The separation between the two departments puts company reputation at risk and deals heavy blows to profit. So how can companies unify maintenance and operations to back that common goal?

Use the Right Technology

Today’s company is only as good as its technology, and an outdated maintenance management system can increase tension between operations and maintenance staff. An inefficient platform used to monitor equipment and report issues will frustrate staff on both sides and slow down repairs, ultimately increasing downtime.

To navigate this challenge, companies should invest in a modern computerized maintenance management system (CMMS) that focuses on an intuitive user experience to enable smooth communication between maintenance and operations staff. A well-designed CMMS is adaptive and cloud-based, so professionals can access data across multiple facilities from wherever they are, even from a dedicated mobile app.

A leading CMMS can streamline necessary repairs by supporting a total productive maintenance (TPM) strategy, in which everyone is accountable for keeping machines up and running. Staff trained to use CMMS effectively will notice and report equipment issues, even if they aren’t necessarily related to corrective maintenance. This makes everyone’s jobs easier by uniting the team in a common goal to keep equipment up and running properly.

Nix the 'If It Ain’t Broke, Don’t Fix It” Philosophy

Many operations professionals hesitate to schedule downtime for equipment upkeep if maintenance issues don’t present immediate problems. Due to pressure to stay productive at all times, operations staff sometimes rely on a reactive “run to failure” maintenance strategy, meaning they keep machines running until they break down completely.

In other words: “if it ain’t broke, don’t fix it.” Unfortunately, this reactive approach ultimately leads to more downtime and less output.

To minimize disruptions, operations and maintenance staff must work together to support a preventive culture that enables technicians to get time with machines early and often, even when things appear to be running smoothly. Otherwise, unforeseen issues can derail operations at the most inopportune times.

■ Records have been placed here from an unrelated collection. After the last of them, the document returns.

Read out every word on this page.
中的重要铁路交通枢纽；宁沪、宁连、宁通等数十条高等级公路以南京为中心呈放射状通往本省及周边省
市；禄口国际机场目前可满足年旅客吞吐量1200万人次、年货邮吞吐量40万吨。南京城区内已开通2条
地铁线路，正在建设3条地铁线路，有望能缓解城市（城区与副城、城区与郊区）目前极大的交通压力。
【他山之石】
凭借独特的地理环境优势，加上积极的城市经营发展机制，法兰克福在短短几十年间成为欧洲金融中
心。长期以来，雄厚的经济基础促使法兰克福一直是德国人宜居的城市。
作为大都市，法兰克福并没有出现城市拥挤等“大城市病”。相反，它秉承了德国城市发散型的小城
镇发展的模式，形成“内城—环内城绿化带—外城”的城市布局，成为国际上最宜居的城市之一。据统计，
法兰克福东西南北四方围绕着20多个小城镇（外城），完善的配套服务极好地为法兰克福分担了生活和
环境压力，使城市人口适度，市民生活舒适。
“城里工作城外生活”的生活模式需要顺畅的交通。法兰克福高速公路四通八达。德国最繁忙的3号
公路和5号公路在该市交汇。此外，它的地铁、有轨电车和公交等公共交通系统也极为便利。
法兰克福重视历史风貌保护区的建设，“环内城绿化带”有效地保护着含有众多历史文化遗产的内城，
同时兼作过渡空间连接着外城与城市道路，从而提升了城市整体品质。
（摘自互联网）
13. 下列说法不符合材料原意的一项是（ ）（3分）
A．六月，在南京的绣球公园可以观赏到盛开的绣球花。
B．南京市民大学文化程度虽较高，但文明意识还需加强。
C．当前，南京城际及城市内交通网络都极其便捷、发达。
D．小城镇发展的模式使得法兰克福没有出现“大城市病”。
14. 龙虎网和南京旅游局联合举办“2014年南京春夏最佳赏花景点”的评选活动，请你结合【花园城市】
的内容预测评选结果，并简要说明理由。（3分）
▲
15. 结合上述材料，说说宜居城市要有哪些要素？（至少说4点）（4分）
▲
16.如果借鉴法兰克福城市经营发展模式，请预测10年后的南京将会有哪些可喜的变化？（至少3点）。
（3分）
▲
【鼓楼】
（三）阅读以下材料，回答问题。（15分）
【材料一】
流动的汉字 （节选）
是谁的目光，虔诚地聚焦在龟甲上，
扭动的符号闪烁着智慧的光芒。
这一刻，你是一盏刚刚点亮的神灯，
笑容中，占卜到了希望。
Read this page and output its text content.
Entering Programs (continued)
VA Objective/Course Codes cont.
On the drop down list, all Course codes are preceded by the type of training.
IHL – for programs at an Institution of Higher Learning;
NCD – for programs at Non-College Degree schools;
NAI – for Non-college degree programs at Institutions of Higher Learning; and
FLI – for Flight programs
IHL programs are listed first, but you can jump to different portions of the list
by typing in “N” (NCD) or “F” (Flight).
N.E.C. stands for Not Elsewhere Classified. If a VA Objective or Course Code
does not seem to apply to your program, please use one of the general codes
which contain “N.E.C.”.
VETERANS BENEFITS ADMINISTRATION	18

With modern CMMS, maintenance professionals schedule time to conduct preventive or corrective maintenance work using functions, such as a job planner, to optimize maintenance schedules based on technician expertise and availability and in accordance with production schedules.

Scheduled repairs can cut downtime in half, because technicians can address minor issues well before they grow into a larger problem that impacts production.

In fact, Multifilm Packaging reduced downtime by 75 percent in 2014, followed by another 15 percent decrease in 2015 – just by implementing a maintenance strategy enabled by an advanced CMMS.

Since running machines to failure means costlier and longer repairs on equipment, these cautionary repairs supported by CMMS reduce negative impacts to production.

A preventive maintenance culture requires trust and flexibility on both ends. Maintenance staff must be mindful not to schedule downtime during peak production hours, and operations staff must concede downtime even when machines seem operational.

By eliminating tunnel vision, staff on both sides understand they are working towards the same end. 

Get Experienced & Address Issues Quickly

Many maintenance divisions use the least experienced staff members for daily check-ups, under the assumption that preventive maintenance is not worth the time of senior employees. However, these check-ups are crucial when it comes to eliminating or reducing downtime, and inexperienced staff are more prone to miss key indicators or make critical mistakes.

An effective preventive maintenance strategy requires seasoned maintenance professionals who understand all the nuances of complex equipment to catch issues before they become major problems.

Additionally, maintenance staff shouldn’t wait to address small, routine fixes. At Multifilm Packaging, maintenance staff use a general rule of thumb: if a repair takes thirty minutes or less, technicians issue a corrective work order and complete the repair on the spot.

This prevents small issues from growing more difficult to handle. If repairs take longer than 30 minutes, maintenance staff should schedule downtime when it works best for operations management.

Tension between maintenance and operations has long been an issue for companies, but effective technology that supports improved procedures and consistent communication can bridge this divide. Since downtime is inevitable, both teams must work together to minimize its effects.